21 de abr. de 2019

Ser


Na maior parte do tempo, mesmo com todo o ranger enlouquecedor das engrenagens da vida, o que estava à tona era uma silenciosa espécie de não-ser. Uma incógnita, uma ansiedade, uma espera conscientemente inútil pontilhada por cacos nocivos de uma saudade morta-viva, indecomposta.
O mundo se tornara vulgarmente árido e óbvio. E contrário disso, a vida em exuberância, claridade e mistério, abria uma janela memorial para um passado que jamais deve ser tocado ou sentido, ainda que pulse.
Eu queria que restasse nos cantos da alma aquelas pequenas preciosidades bobas que eu oferecia tão carinhosamente... Quando, mesmo com toda a densidade e escuridão já tão profundamente conhecidas, vividas, sentidas, havia um riacho de docilidade que jorrava pelo sertão amargo dos dias.
Talvez se eu conseguisse me ver com os olhos que você fingia me ver antes de para sempre partir, eu entenderia algo mais perene sobre o verdadeiro amor.
Eu não gostaria de viver satisfeito apenas por ter tempo suficiente para tomar fôlego para o próximo susto. Acredito que você também não.
Eu estou com o papel em branco em mão, e mesmo com as forças que seguram e endurecem meus dedos, talvez eu ainda possa reescrever um final ou dois, um caminho que traga novamente aquele fogo ao olhar.

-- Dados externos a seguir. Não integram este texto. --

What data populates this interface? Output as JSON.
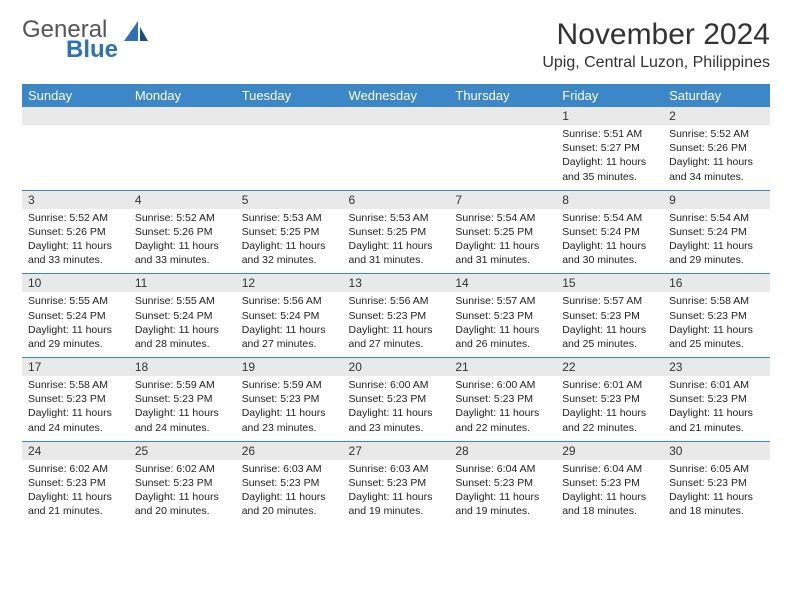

Quais palavras ainda não foram por mim ditas, que suplicas não foram lançadas ao universo, o que ainda não foi exposto do coração, mesmo para seres estranhos, incapazes, frios? Parece mais difícil agora descobrir.
Eu sempre irei voltar para esse vórtice de gratidão, confusão, medo e ódio por ter sido um dia abençoado com a maldição do seu amor...
Mas mesmo nessa penumbra dos dias, mesmo nessa ausência aparente de claridades e belezas e sonhos recém-nascidos, o que existira do verdadeiro Eu ainda existe na mesma proporção, ainda que encarnado em uma forma completamente diferente.